What can one say to that but chi chi, and turn away.


We saw the wonderful Bagh Bahadur (1989), directed by Buddhadev Dasgupta. Pavan Malhotra plays a traditional tiger dancer. When a travelling circus brings a real tiger to the village, no one wants to see his dance. In despair he puts on his tiger body-paint, and dances into the tiger's cage, and is killed. It is very powerful. And it was broadcast after midnight, on the dull government channel, Doordarshan. In order to see good Indian films in India, you must be an insomniac.

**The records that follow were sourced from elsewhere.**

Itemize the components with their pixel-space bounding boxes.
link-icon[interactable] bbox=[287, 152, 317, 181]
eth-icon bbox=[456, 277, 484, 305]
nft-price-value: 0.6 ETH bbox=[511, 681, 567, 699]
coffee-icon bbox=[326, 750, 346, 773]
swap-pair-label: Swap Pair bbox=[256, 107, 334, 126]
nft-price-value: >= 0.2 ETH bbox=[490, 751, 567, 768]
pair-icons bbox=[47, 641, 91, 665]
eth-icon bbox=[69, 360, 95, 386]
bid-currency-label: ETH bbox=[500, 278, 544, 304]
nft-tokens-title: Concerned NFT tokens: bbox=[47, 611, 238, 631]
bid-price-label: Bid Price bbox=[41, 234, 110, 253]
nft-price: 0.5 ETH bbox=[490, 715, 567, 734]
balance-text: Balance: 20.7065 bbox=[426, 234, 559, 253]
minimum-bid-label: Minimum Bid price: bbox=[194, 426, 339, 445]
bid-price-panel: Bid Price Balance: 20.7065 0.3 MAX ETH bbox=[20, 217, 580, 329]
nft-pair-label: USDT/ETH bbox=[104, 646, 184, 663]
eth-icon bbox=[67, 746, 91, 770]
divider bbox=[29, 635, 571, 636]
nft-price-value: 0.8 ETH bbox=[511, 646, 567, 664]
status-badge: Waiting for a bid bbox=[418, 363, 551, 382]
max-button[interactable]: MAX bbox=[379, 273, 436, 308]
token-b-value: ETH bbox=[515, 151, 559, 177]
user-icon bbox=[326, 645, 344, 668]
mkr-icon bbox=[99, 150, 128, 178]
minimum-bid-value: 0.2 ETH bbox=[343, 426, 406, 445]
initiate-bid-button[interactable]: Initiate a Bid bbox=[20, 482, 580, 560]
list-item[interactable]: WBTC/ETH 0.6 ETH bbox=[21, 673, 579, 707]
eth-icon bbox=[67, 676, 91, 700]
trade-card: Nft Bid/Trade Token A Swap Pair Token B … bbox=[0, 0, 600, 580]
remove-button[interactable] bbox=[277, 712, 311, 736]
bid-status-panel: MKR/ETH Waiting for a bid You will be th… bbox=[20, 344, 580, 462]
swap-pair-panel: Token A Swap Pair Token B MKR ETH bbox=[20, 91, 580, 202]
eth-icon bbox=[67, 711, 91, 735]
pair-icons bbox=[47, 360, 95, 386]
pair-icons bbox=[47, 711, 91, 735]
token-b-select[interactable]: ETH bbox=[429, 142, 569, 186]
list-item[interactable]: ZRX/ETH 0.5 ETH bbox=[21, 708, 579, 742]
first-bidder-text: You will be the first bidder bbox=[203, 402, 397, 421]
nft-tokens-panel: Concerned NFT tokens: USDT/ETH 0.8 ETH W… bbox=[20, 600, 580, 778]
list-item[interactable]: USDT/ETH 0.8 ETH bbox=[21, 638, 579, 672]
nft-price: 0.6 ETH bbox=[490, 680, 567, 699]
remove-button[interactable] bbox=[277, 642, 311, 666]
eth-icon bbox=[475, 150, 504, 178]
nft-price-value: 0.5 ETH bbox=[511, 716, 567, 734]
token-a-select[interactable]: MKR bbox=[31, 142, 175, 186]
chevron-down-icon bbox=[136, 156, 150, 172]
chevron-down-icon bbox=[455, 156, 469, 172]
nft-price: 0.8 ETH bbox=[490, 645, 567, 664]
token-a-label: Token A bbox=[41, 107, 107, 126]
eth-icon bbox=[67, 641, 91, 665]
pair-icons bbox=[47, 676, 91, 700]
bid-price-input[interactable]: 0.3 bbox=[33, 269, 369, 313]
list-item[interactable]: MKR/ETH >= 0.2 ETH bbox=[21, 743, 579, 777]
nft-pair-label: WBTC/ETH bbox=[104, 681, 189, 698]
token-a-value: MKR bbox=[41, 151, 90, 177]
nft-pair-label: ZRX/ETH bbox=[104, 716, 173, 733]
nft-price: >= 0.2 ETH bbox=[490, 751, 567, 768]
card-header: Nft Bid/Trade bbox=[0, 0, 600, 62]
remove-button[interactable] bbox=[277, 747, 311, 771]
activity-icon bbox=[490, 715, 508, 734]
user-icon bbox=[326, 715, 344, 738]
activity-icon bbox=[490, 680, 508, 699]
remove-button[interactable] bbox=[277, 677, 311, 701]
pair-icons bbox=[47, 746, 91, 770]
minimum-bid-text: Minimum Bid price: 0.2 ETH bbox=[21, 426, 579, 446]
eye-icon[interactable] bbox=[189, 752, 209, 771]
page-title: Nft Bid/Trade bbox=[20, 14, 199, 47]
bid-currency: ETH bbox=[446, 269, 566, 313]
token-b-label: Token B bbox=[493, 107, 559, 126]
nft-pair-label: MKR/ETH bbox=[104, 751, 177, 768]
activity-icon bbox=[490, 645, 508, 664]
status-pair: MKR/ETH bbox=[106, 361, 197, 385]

A friend with a family coffee plantation in the cool hills of Coorg told me: You know in Coorg they have elephant menace: if you have a jackfruit tree, or a papaya tree, or bananas, the elephants come right up to the house and eat them. One friend of ours, an elephant came up to his house, and they burst [fire]crackers to scare it off. Then about four in the morning the elephant became very angry, and it came back and destroyed his car - broke the windows, and crushed it and rolled it over, and went away.


We renewed the property insurance on our house yesterday. The policy is called Standard Fire and Special Perils.


Another cliché from Hindi movies:
Doctor (speaking to anxious relatives outside the Operation Theatre): I've done all I can. What the patient needs now is not medicine (dava) but prayer (dua).